BIR resumes online application for TIN

THE Bureau of Internal Revenue (BIR) will resume starting Monday its online service for those who will apply for taxpayer identification number or TIN.

“Please be advised that eREG system will be accessible beginning Aug. 10, 2015 at 8 a.m.,” the BIR said in an advisory on its website.

The eREG or eREGISTRATION system is a web application for taxpayer registration services such as TIN issuance, payment of registration fee as well as issuance of certificate of registration.

In an Aug. 7 memorandum, BIR Deputy Commissioner for information systems group Lilia C. Guillermo said “the technical issues encountered in eREG system have been resolved.”

“All eREG users can resume online TIN application. RDOs [revenue district offices] will no longer manually issue TlNs,” according to Guillermo.

One module of the eREG system is the so-called eTIN, which the BIR said caters to individual taxpayers such as self-employed individuals (single proprietors and professionals), mixed income earners (for example, an employee and single proprietor and/or professional at the same time), employees, as well as prospective non-resident taxpayers under Executive Order No. 98.

Last May, BIR Commissioner Kim S. Jacinto-Henares said in an interview that the country’s largest tax-collection agency plans to do away with TIN cards made of cardboard and roll out IDs printed on smart cards by next year.

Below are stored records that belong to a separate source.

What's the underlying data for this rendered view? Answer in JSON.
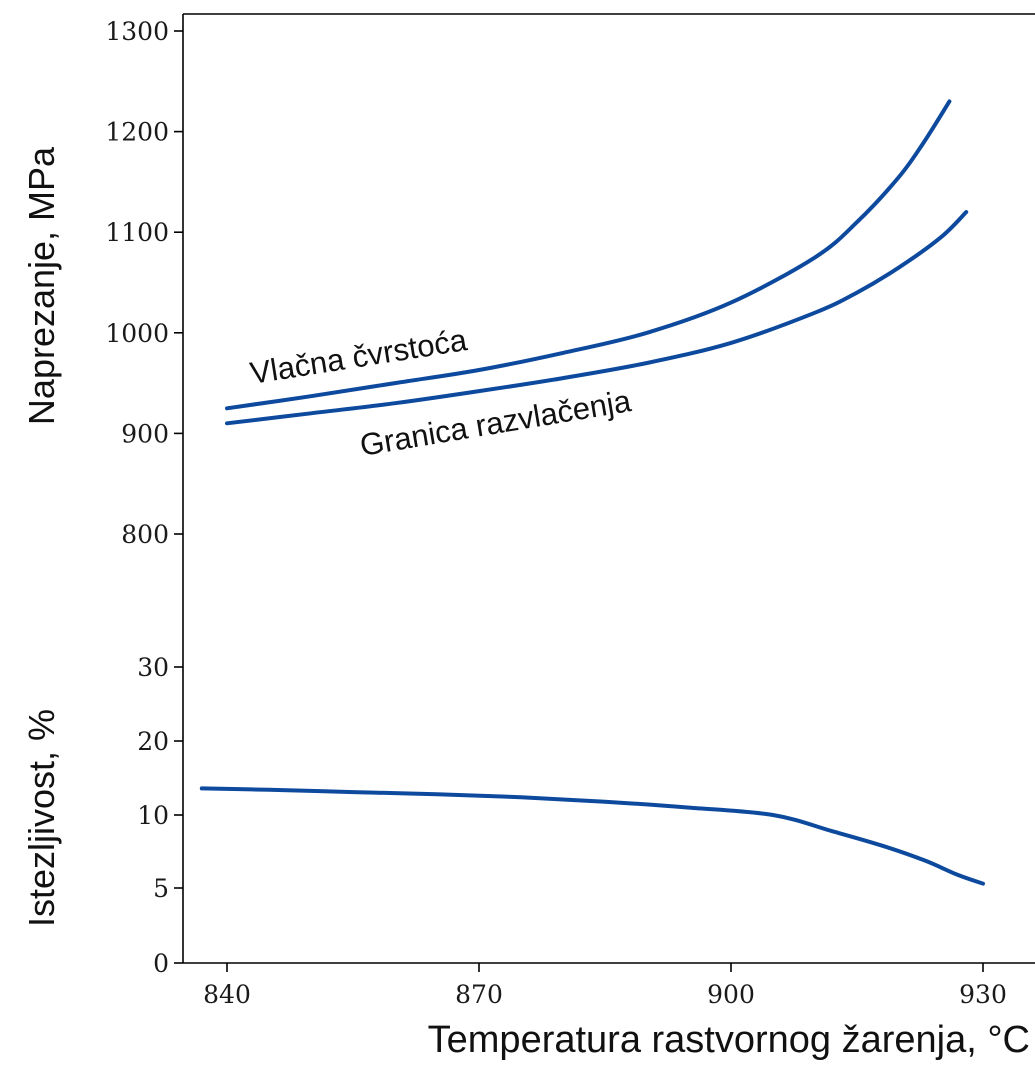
{
  "chart_data": {
    "type": "line",
    "xlabel": "Temperatura rastvornog žarenja, °C",
    "xticks": [
      840,
      870,
      900,
      930
    ],
    "xlim": [
      838,
      933
    ],
    "grid": false,
    "panels": {
      "stress": {
        "ylabel": "Naprezanje, MPa",
        "yticks": [
          800,
          900,
          1000,
          1100,
          1200,
          1300
        ],
        "ylim": [
          800,
          1300
        ],
        "series": [
          {
            "name": "Vlačna čvrstoća",
            "color": "#0d4a9e",
            "x": [
              840,
              850,
              860,
              870,
              880,
              890,
              900,
              910,
              915,
              920,
              923,
              926
            ],
            "y": [
              925,
              937,
              950,
              963,
              980,
              1000,
              1030,
              1075,
              1110,
              1155,
              1190,
              1230
            ]
          },
          {
            "name": "Granica razvlačenja",
            "color": "#0d4a9e",
            "x": [
              840,
              850,
              860,
              870,
              880,
              890,
              900,
              910,
              915,
              920,
              925,
              928
            ],
            "y": [
              910,
              920,
              930,
              942,
              955,
              970,
              990,
              1020,
              1040,
              1065,
              1095,
              1120
            ]
          }
        ]
      },
      "elongation": {
        "ylabel": "Istezljivost, %",
        "yticks": [
          0,
          5,
          10,
          20,
          30
        ],
        "ylim": [
          0,
          30
        ],
        "series": [
          {
            "name": "",
            "color": "#0d4a9e",
            "x": [
              837,
              845,
              855,
              865,
              875,
              885,
              895,
              905,
              912,
              918,
              923,
              927,
              930
            ],
            "y": [
              13.6,
              13.4,
              13.1,
              12.8,
              12.4,
              11.8,
              11.0,
              10.0,
              8.9,
              7.9,
              6.9,
              5.9,
              5.3
            ]
          }
        ]
      }
    }
  }
}
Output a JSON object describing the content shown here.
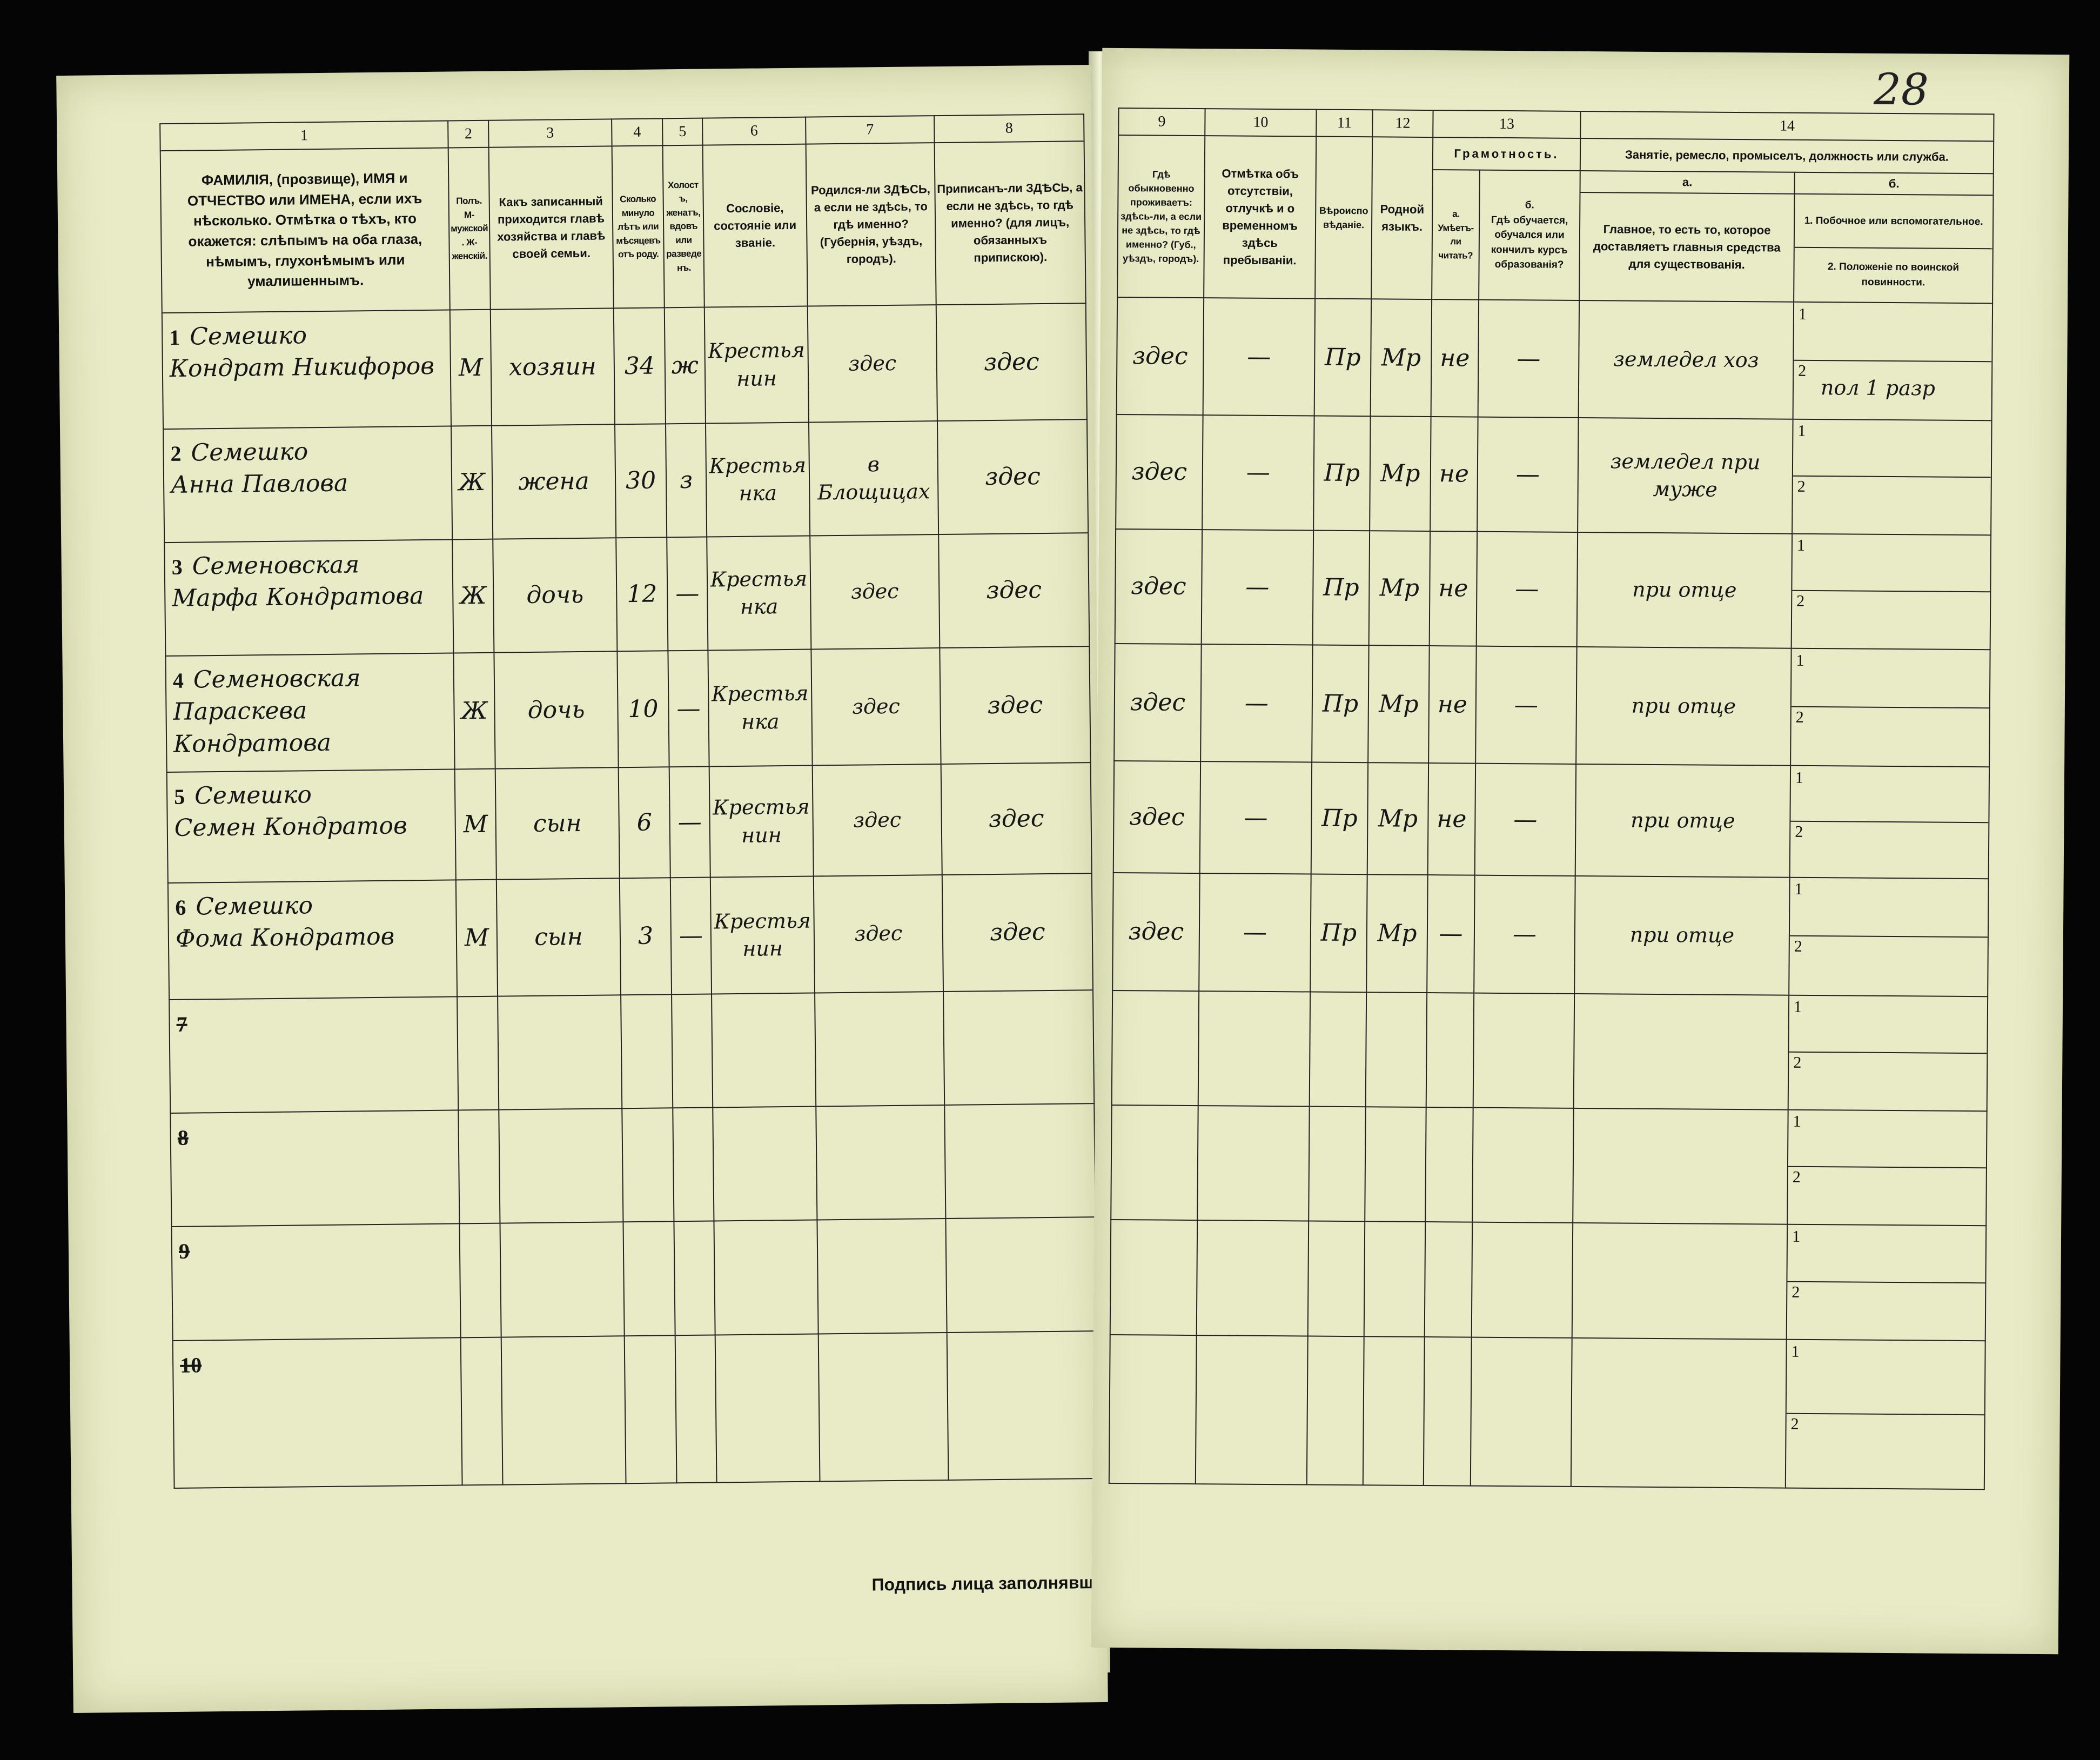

The pilot testing of TIN IDs made of smart cards would start in the second half, Henares had disclosed.

A smart card is defined by BusinessDictionary.com as a “plastic card with embedded microprocessor chip, electronic memory, and a battery,” which is being used to authenticate, manage and store information.

Some of these cards, which have the same size as a credit card, may be swiped through a magnetic reader, BusinessDictionary noted.

Initially, new taxpayers will be issued the smart cards, after which all other registered taxpayers have to switch to the new card and dispose their old IDs by January, according to Henares.

“This initiative has been planned for a long time… It will have a magnetic card and a smart chip to allow it flexibility so that we can use it for other things” in the future, the BIR chief had said, citing that the new ID may eventually also be used to track value-added tax or VAT receipts.

Henares had pointed out that some taxpayers had been complaining that the existing ID could be “easily faked,” while a smart card is deemed to be more secure.

The BIR chief had said they will roll out the new TIN card even as pending legislation for a national ID system languishes in Congress.